In our study we used additive models without considering the genetic architecture of the simulated QTL; however the methods performed well in localising the true simulated QTL. Out of the four methods employed, GENMIX performed comparatively better in QTL detection. It detected all the 8 simulated QTL and 6 were mapped accurately within a 2 cM region of the QTL region. However, it also identified 4 false positives (FP). The number of tests carried out in GENMIX was approximately 7 times the number of markers and we used Bonferroni multiple testing correction for the number of total marker but not for the total number of tests (i.e. ~7 times the number of markers) which could have resulted in increased number of false positives. Besides the number of haplotypes in a lineage goes down as we moved down the tree  which can give numerical instability. Out of these four FPs in GENMIX, two (on chromosome 4 and 5) were identified by other methods at the same location (Figure 1). Divergent approaches of GWAS picking up the same FP could be due to insufficient correction for family structure. A likely explanation is that some SNPs in these two regions were positively correlated (in linkage disequilibrium) with the QTL because of linkage (within family). It is thus not straightforward to distinguish true associations from spurious, regardless of the correction for the pedigree structure. This underlines the importance of replication study before a follow-up study can be taken up for identifying causal mutation underlying a QTL.
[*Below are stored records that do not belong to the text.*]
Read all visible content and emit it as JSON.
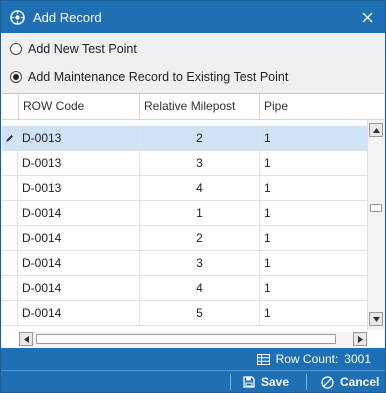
{
  "window": {
    "title": "Add Record"
  },
  "options": [
    {
      "label": "Add New Test Point",
      "checked": false
    },
    {
      "label": "Add Maintenance Record to Existing Test Point",
      "checked": true
    }
  ],
  "grid": {
    "columns": [
      "ROW Code",
      "Relative Milepost",
      "Pipe"
    ],
    "rows": [
      {
        "row_code": "D-0013",
        "milepost": "2",
        "pipe": "1",
        "selected": true,
        "editing": true
      },
      {
        "row_code": "D-0013",
        "milepost": "3",
        "pipe": "1"
      },
      {
        "row_code": "D-0013",
        "milepost": "4",
        "pipe": "1"
      },
      {
        "row_code": "D-0014",
        "milepost": "1",
        "pipe": "1"
      },
      {
        "row_code": "D-0014",
        "milepost": "2",
        "pipe": "1"
      },
      {
        "row_code": "D-0014",
        "milepost": "3",
        "pipe": "1"
      },
      {
        "row_code": "D-0014",
        "milepost": "4",
        "pipe": "1"
      },
      {
        "row_code": "D-0014",
        "milepost": "5",
        "pipe": "1"
      }
    ]
  },
  "status": {
    "row_count_label": "Row Count:",
    "row_count": "3001"
  },
  "footer": {
    "save_label": "Save",
    "cancel_label": "Cancel"
  },
  "colors": {
    "accent": "#1e6fb3",
    "selected_row": "#cfe3f7"
  },
  "icons": {
    "title": "app-logo-icon",
    "close": "close-icon",
    "grid": "grid-icon",
    "save": "save-icon",
    "cancel": "cancel-icon",
    "row_edit": "pencil-icon"
  }
}
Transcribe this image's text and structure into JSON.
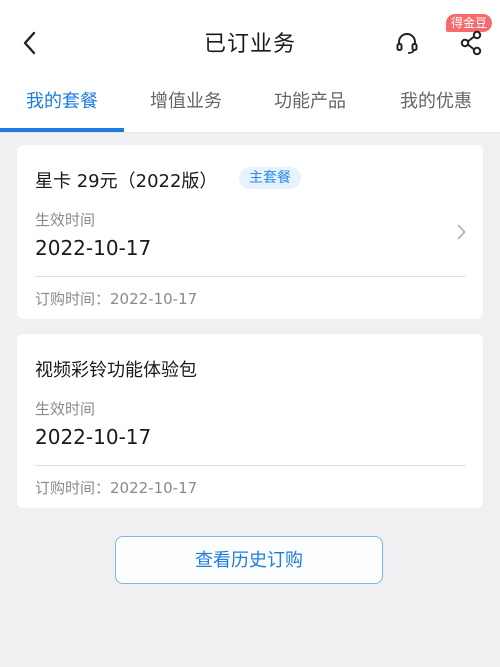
{
  "header": {
    "title": "已订业务",
    "back_icon": "chevron-left-icon",
    "support_icon": "headset-icon",
    "share_icon": "share-icon",
    "coin_badge": "得金豆",
    "coin_badge_color": "#f56b6b"
  },
  "tabs": [
    {
      "label": "我的套餐",
      "active": true
    },
    {
      "label": "增值业务",
      "active": false
    },
    {
      "label": "功能产品",
      "active": false
    },
    {
      "label": "我的优惠",
      "active": false
    }
  ],
  "accent_color": "#1e7be0",
  "cards": [
    {
      "name": "星卡 29元（2022版）",
      "tag": "主套餐",
      "effective_label": "生效时间",
      "effective_date": "2022-10-17",
      "order_text": "订购时间：2022-10-17",
      "has_chevron": true
    },
    {
      "name": "视频彩铃功能体验包",
      "effective_label": "生效时间",
      "effective_date": "2022-10-17",
      "order_text": "订购时间：2022-10-17",
      "has_chevron": false
    }
  ],
  "history_button": "查看历史订购"
}
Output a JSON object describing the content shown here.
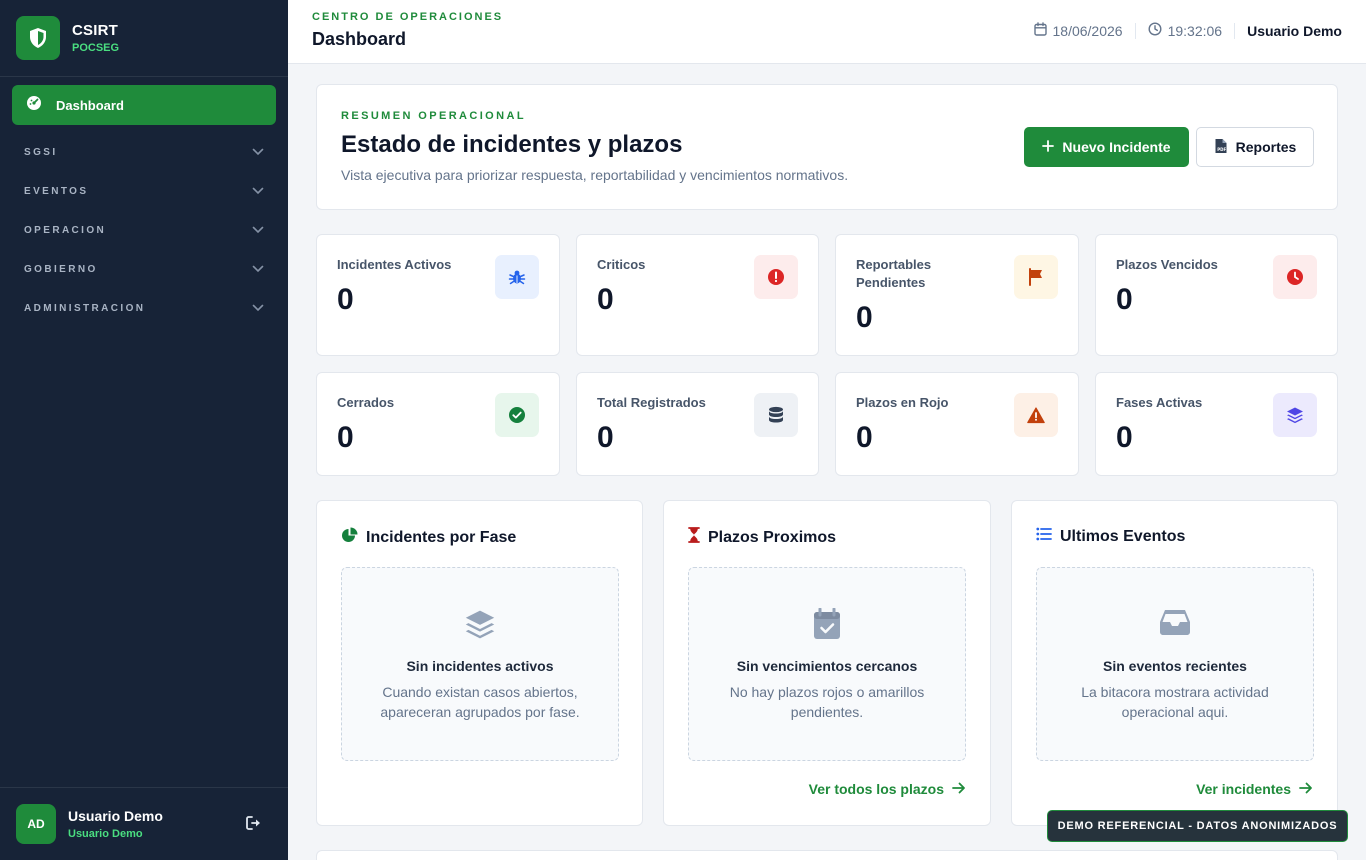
{
  "brand": {
    "title": "CSIRT",
    "subtitle": "POCSEG"
  },
  "sidebar": {
    "active_item": {
      "label": "Dashboard",
      "icon": "gauge-icon"
    },
    "groups": [
      {
        "label": "SGSI"
      },
      {
        "label": "EVENTOS"
      },
      {
        "label": "OPERACION"
      },
      {
        "label": "GOBIERNO"
      },
      {
        "label": "ADMINISTRACION"
      }
    ],
    "user": {
      "initials": "AD",
      "name": "Usuario Demo",
      "role": "Usuario Demo"
    }
  },
  "header": {
    "kicker": "CENTRO DE OPERACIONES",
    "title": "Dashboard",
    "date": "18/06/2026",
    "time": "19:32:06",
    "user": "Usuario Demo"
  },
  "summary": {
    "kicker": "RESUMEN OPERACIONAL",
    "title": "Estado de incidentes y plazos",
    "description": "Vista ejecutiva para priorizar respuesta, reportabilidad y vencimientos normativos.",
    "primary_button": "Nuevo Incidente",
    "secondary_button": "Reportes"
  },
  "stats": [
    {
      "label": "Incidentes Activos",
      "value": "0",
      "icon": "bug-icon"
    },
    {
      "label": "Criticos",
      "value": "0",
      "icon": "alert-circle-icon"
    },
    {
      "label": "Reportables Pendientes",
      "value": "0",
      "icon": "flag-icon"
    },
    {
      "label": "Plazos Vencidos",
      "value": "0",
      "icon": "clock-icon"
    },
    {
      "label": "Cerrados",
      "value": "0",
      "icon": "check-circle-icon"
    },
    {
      "label": "Total Registrados",
      "value": "0",
      "icon": "database-icon"
    },
    {
      "label": "Plazos en Rojo",
      "value": "0",
      "icon": "warning-icon"
    },
    {
      "label": "Fases Activas",
      "value": "0",
      "icon": "layers-icon"
    }
  ],
  "panels": [
    {
      "title": "Incidentes por Fase",
      "icon": "pie-chart-icon",
      "empty_title": "Sin incidentes activos",
      "empty_desc": "Cuando existan casos abiertos, apareceran agrupados por fase.",
      "empty_icon": "layers-icon"
    },
    {
      "title": "Plazos Proximos",
      "icon": "hourglass-icon",
      "empty_title": "Sin vencimientos cercanos",
      "empty_desc": "No hay plazos rojos o amarillos pendientes.",
      "empty_icon": "calendar-check-icon",
      "link": "Ver todos los plazos"
    },
    {
      "title": "Ultimos Eventos",
      "icon": "list-icon",
      "empty_title": "Sin eventos recientes",
      "empty_desc": "La bitacora mostrara actividad operacional aqui.",
      "empty_icon": "inbox-icon",
      "link": "Ver incidentes"
    }
  ],
  "demo_badge": "DEMO REFERENCIAL - DATOS ANONIMIZADOS",
  "colors": {
    "sidebar_bg": "#172337",
    "accent": "#1f8b3b",
    "accent_light": "#4ade80",
    "page_bg": "#f3f5f8"
  }
}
BVS was the second best method in terms of power to identify QTL and it had less FP compared to GENMIX. It detected all the simulated QTL except the one on chromosome 5 with epistatic interactions. BVS fits all the SNPs simultaneously and given that the first epistatic QTL was fitted in the model, there was a little chance for the second one to be significant in the model. In other words, the first QTL explains most of the variation induced by both QTL because of their dependency. Especially, this can happen if the epistasis is of additive by additive nature, where most of the epistatic variance is converted to additive . In order to confirm this, we ran the MMA for all SNP on chromosome 5 where the first epistatic QTL was already in the model. As a result, the second epistatic QTL was not detected (results not shown).
The MMA identified six QTL. The two linked QTL on chromosome 2 were both identified by MMA but only the first one (the most significant) was reported in the workshop as the second QTL was not significant when fitted along with first one in the model. On the other hand RHM detected both of them but the first QTL was mapped 10 cM downstream the true QTL.
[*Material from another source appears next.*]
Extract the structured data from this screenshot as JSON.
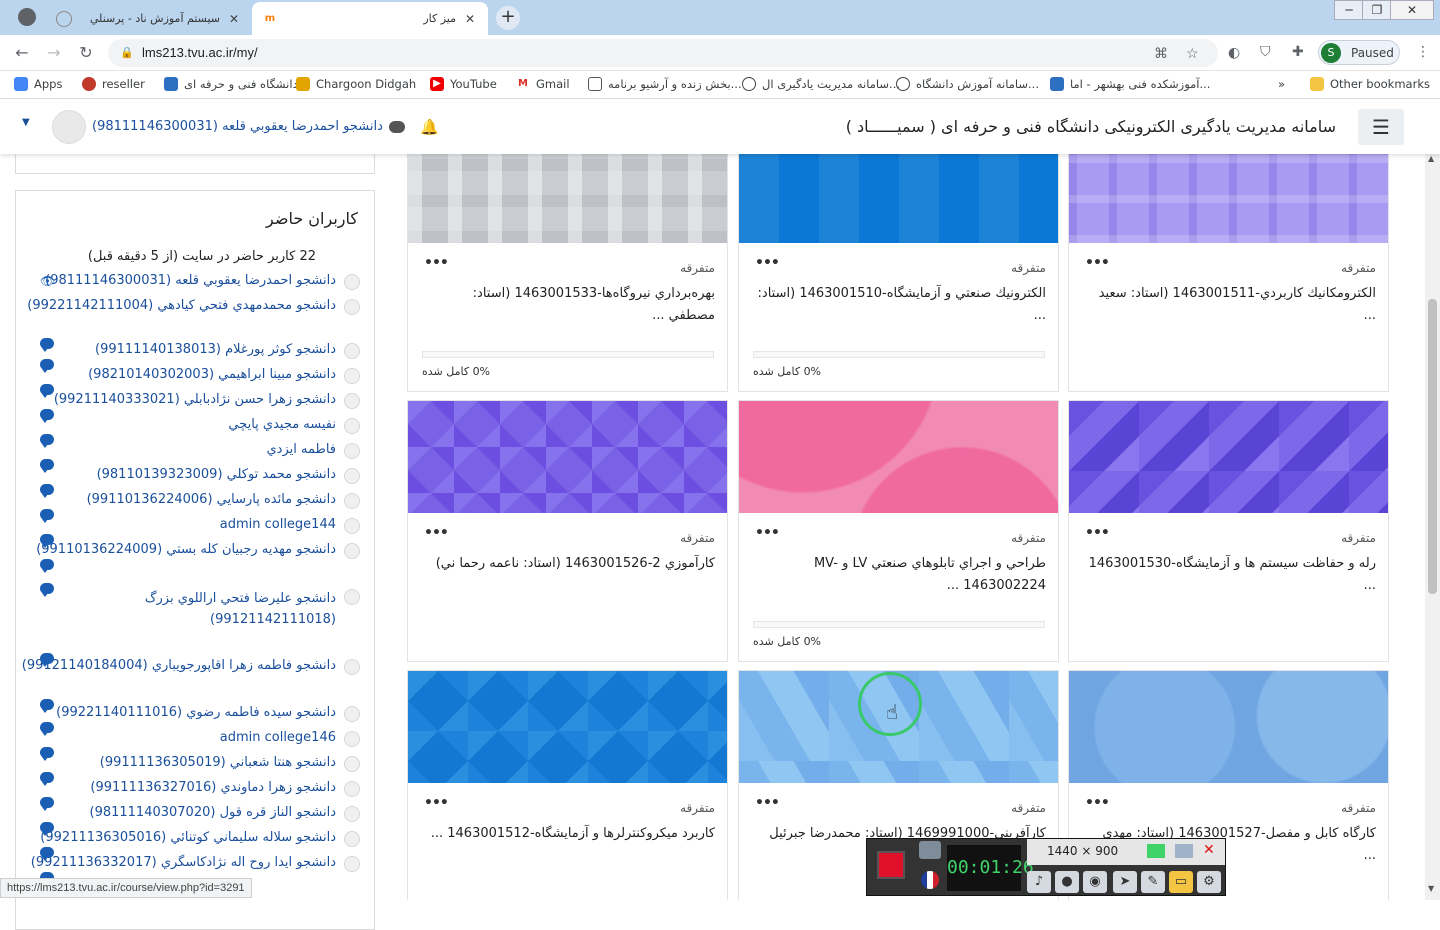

The highest significant SNP for the multi-allelic QTL on chromosome 1 (largest QTL) in MMA was 0.7 cM away from the true position, while the other methods mapped it closer to its position. No individual SNP (bi-allelic) can be in perfect LD with this QTL (multi-allelic) which might have resulted in poor precision for this QTL in MMA.
The imprinted QTL on chromosome 4 was only detected by GENMIX and BVS. The power of detection of the QTL will decrease if the model does not reflect the true genetic architecture of the QTL. However, GENMIX and BVS methods were sensitive enough to identify the imprinted QTL, though both of them model its effect as additive.
Sahana et al.  observed very high false positives when haplotypes were considered as fixed effects in the model. Because the frequency of some haplotypes can be very low, this could result in low accuracy of estimates and result in false positive when haplotypes are fitted as fixed effect. We expected this problem can be taken care by fitting haplotypes as random where the effects of the low frequent haplotypes will be regressed towards zero. However, RHM still had very high false positive rate.